Il a frappé brutalement à coups de poings trois miliciens qui avaient laissé échapper un prisonnier, les traînant à terre par les cheveux, leur cognant la tête contre le mur de sa résidence.
Pour interroger des prisonniers, M. le Résident leur piquait les cuisses avec son épée d’administrateur. Il y en a qui s’étaient évanouis à leur retour à la prison.
De malheureux prisonniers mal nourris, habillés de haillons sordides, levés dès le point du jour, la cangue au cou, de grosses chaînes aux pieds, attachés les uns aux autres, tirent le rouleau, un rouleau compresseur énorme qu’il faut faire avancer sur les épaisses couches de grès.
Complètement épuisés, ils avancent péniblement sous un soleil implacable.

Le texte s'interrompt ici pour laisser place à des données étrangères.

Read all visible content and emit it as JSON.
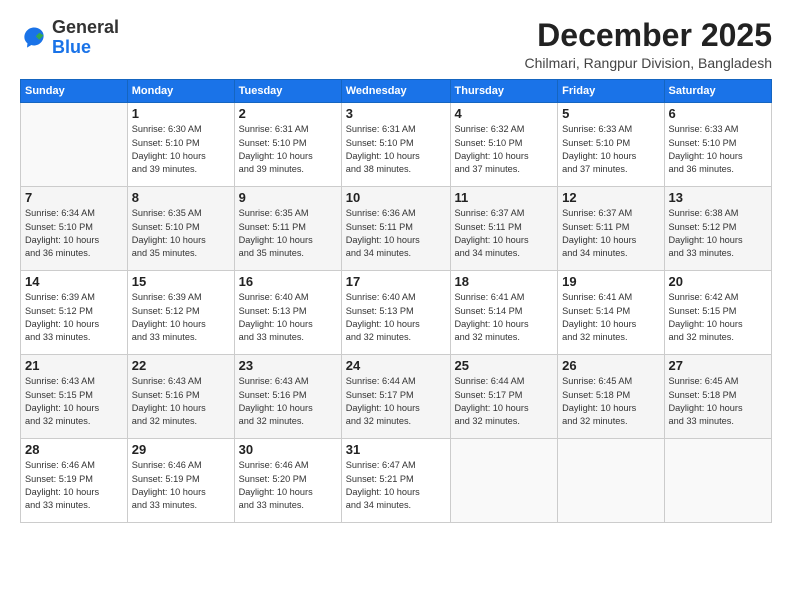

Le résident arrive, porteur habituel d’une forte canne et, sans raison, par un sadisme de bestialité inconcevable, il frappe à tour de bras sur ces malheureux avec sa trique, leur reprochant d’être paresseux.
Un jour, notre civilisateur venant de faire des reproches à un agent européen et ne sachant sur qui décharger sa colère, prit sur son bureau une règle de fer et cassa deux doigts à un malheureux écrivain indigène qui n’était pour rien dans l’affaire.
Un autre jour, il cravacha, en pleine figure, un sergent indigène en présence de ses hommes.
Une autre fois, il fit enterrer jusqu’au cou des miliciens qui lui déplaisaient et ne les fit déterrer qu’à demi-morts.
Quand il se rend sur les routes où il contraint les indigènes à travailler pour un ou deux sous par jour, après leur avoir fait racheter leur journée de corvée au prix de quinze sous par journée, c’est par demi douzaines que l’on compte les jambes cassées à coups de pelles et de manches de pioche.
Une fois, dans un chantier, il s’empara du fusil d’une garde de surveillance pour frapper un prisonnier. Ce dernier ayant réussi à s’esquiver, le résident se retourna contre le garde qu’il frappa avec le même fusil. Sa digne moitié, Mme la Résidente, intervenait à son tour, elle frappait volontiers à l’occasion.
On a vu M. le Résident crever d’un coup de canne l’œil d’un sergent. 11 a accompli encore d’autres hauts faits, mais nous ne pouvons les énumérer tous ici.
Tout cela est au su et au vu de tout le monde, y compris ses supérieurs hiérarchiques, les gouverneurs généraux et résidents supérieurs qui, pour récompenser son « énergie » et sa « vertu bien républicaine », lui infligent impitoyablement des avancements.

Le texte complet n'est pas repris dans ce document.